Radiation Oncology, USA; Center for Integrative Neuroscience and Inflammatory Diseases, Eastern Virginia Medical School, Macon and Joan Brock Virginia Health Sciences at Old Dominion University, Norfolk, VA. 23507, USA.
Radiation Oncology, USA.
Life Sci Space Res (Amst). 2024 Nov;43:68-74. doi: 10.1016/j.lssr.2024.09.001. Epub 2024 Sep 19.
NASA's decision to resume manned deep space mission, first to the Moon and then Mars, necessitated a detailed assessment of the potential health effects that astronauts may experience on long-duration missions. Multiple studies suggest that there may be significant space radiation (SR)-induced impairment of neurocognitive processes, including advanced executive functions. However, given the multitude of SR-induced changes in the CNS, it is possible that completely different SR-induced sequelae will be induced in previously exposed individuals. Thus, current risk estimates are likely to be pertinent only for the early stages of a deep space mission, and even then only for astronauts that have no previous experience in space. In this study, rats that maintained high attentional set shifting (ATSET) performance after an initial exposure to 10 cGy of SR (either 250 MeV/n He or GCRsim), were exposed to an additional dose of 10 cGy GCRsim and their ATSET performance reassessed. The re-irradiated rats exhibited significant impairment of ATSET performance, however, the performance decrements differed in two important aspects from those typically observed after single exposures. First, the decrements were manifested when the rats were required to perform set shifting, specifically in the IDR and EDS stages of the ATSET test. Secondly, the main performance decrement was in a loss of processing speed, which in the IDR stage resulted in the re-irradiated rats taking 2-fold more time to solve the problem than did Sham rats. The functional consequence of this decrement was that compared to Sham rats, 20 % fewer SR-exposed rats solved the IDS and EDR problems within 20 s. These data suggests that prior SR exposure alters nature of ATSET impairments from that observed in radiation-naïve individuals. Risk estimates derived from studies that use radiation naïve rats may thus not fully reflect the incidence and nature of ATSET performance deficits that could occur over the entire duration of a mission to Mars, or in astronauts who return to deep space on multiple occasions. It would thus be germane to conduct in-flight monitoring for cognitive performance decrements observed in both radiation naïve and exposed rats during the mission, and ensure that the crew has sufficient overlapping skill sets to minimize the operational impact of these additional cognitive impairments.
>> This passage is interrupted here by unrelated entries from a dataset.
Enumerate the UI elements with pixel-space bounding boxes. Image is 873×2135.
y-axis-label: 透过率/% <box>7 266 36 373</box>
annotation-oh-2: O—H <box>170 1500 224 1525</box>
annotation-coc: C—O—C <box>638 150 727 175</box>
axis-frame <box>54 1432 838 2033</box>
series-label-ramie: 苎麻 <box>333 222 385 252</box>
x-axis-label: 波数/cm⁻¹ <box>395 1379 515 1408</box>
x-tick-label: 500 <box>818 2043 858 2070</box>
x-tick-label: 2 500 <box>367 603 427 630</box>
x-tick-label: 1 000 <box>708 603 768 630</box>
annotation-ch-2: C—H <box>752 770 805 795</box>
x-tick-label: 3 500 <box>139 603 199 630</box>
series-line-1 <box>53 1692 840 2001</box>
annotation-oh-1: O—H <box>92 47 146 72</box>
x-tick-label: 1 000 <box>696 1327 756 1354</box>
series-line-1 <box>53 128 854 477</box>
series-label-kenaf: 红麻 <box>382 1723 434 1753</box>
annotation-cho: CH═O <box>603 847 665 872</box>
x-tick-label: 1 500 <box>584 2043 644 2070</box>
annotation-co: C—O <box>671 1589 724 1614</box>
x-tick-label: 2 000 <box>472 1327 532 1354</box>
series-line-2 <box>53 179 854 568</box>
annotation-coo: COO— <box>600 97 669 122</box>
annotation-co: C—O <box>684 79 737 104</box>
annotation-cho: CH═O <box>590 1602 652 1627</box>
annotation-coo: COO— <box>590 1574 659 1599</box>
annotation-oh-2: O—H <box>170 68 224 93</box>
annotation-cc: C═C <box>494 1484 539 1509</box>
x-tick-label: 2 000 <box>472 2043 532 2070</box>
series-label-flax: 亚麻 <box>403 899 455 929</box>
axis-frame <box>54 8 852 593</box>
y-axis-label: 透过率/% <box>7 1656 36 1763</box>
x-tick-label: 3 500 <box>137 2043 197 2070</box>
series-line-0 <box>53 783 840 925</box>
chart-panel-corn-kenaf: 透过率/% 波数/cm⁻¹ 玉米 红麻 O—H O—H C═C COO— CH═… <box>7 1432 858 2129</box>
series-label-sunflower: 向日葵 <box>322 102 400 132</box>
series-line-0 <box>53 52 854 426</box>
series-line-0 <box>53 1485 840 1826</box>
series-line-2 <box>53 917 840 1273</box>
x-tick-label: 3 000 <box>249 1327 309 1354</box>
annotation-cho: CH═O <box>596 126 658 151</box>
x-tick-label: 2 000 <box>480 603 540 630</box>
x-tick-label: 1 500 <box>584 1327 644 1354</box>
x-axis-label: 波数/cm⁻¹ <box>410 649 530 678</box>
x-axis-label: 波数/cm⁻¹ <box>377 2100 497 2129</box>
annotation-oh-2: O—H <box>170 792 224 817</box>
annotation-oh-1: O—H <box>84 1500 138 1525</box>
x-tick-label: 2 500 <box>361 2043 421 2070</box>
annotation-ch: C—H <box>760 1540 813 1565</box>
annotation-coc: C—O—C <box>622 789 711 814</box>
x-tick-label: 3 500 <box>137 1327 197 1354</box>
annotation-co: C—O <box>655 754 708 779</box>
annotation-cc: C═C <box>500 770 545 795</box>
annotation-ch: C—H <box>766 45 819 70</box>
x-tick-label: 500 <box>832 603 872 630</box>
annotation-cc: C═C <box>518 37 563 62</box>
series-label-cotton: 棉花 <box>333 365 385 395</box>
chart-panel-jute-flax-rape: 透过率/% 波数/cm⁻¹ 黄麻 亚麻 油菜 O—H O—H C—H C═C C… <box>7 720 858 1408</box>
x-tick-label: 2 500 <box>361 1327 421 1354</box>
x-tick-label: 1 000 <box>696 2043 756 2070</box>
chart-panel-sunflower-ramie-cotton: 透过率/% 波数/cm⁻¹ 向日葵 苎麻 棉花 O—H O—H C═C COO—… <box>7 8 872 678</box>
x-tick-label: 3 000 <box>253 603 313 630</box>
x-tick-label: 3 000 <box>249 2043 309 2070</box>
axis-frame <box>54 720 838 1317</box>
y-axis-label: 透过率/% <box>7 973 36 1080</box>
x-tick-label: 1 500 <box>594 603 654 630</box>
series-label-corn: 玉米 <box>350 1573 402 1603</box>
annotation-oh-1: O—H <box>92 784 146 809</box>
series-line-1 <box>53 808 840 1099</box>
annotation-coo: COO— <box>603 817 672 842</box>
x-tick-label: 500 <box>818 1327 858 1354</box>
美国国家航空航天局(NASA)决定恢复载人深空任务,首先是登月,然后是火星,这就需要对宇航员在长时间任务中可能经历的潜在健康影响进行详细评估。多项研究表明,空间辐射(SR)可能会对神经认知过程造成严重损害,包括高级执行功能。然而,鉴于中枢神经系统中存在大量的 SR 诱导变化,之前暴露于辐射的个体可能会出现完全不同的 SR 诱导后遗症。因此,目前的风险估计可能仅适用于深空任务的早期阶段,而且即使对于没有太空飞行经验的宇航员来说,也仅适用于早期阶段。在这项研究中,大鼠在初次接受 10 cGy SR(250 MeV/n He 或 GCRsim)照射后保持高注意力设置转换(ATSET)性能,然后再接受 10 cGy GCRsim 的额外剂量照射,并重新评估其 ATSET 性能。再次照射的大鼠的 ATSET 性能明显受损,但是,与单次照射后通常观察到的性能下降相比,这些下降在两个重要方面有所不同。首先,当大鼠需要进行设置转换时,特别是在 ATSET 测试的 IDR 和 EDS 阶段,会出现下降。其次,主要的性能下降是处理速度的下降,在 IDR 阶段,再照射的大鼠解决问题的时间比 Sham 大鼠长两倍。这种下降的功能后果是,与 Sham 大鼠相比,只有 20%的 SR 暴露大鼠在 20 秒内解决了 IDS 和 EDR 问题。这些数据表明,先前的 SR 暴露改变了 ATSET 损伤的性质,使其与辐射未受影响的个体所观察到的不同。因此,使用未受辐射的大鼠进行的研究得出的风险估计可能无法完全反映在火星任务的整个期间或多次返回深空的宇航员中可能发生的 ATSET 性能缺陷的发生率和性质。因此,在任务期间,对辐射未受影响和受影响的大鼠的认知性能下降进行飞行中监测,并确保机组人员具有足够的重叠技能集,以最小化这些额外认知障碍对操作的影响,这将是相关的。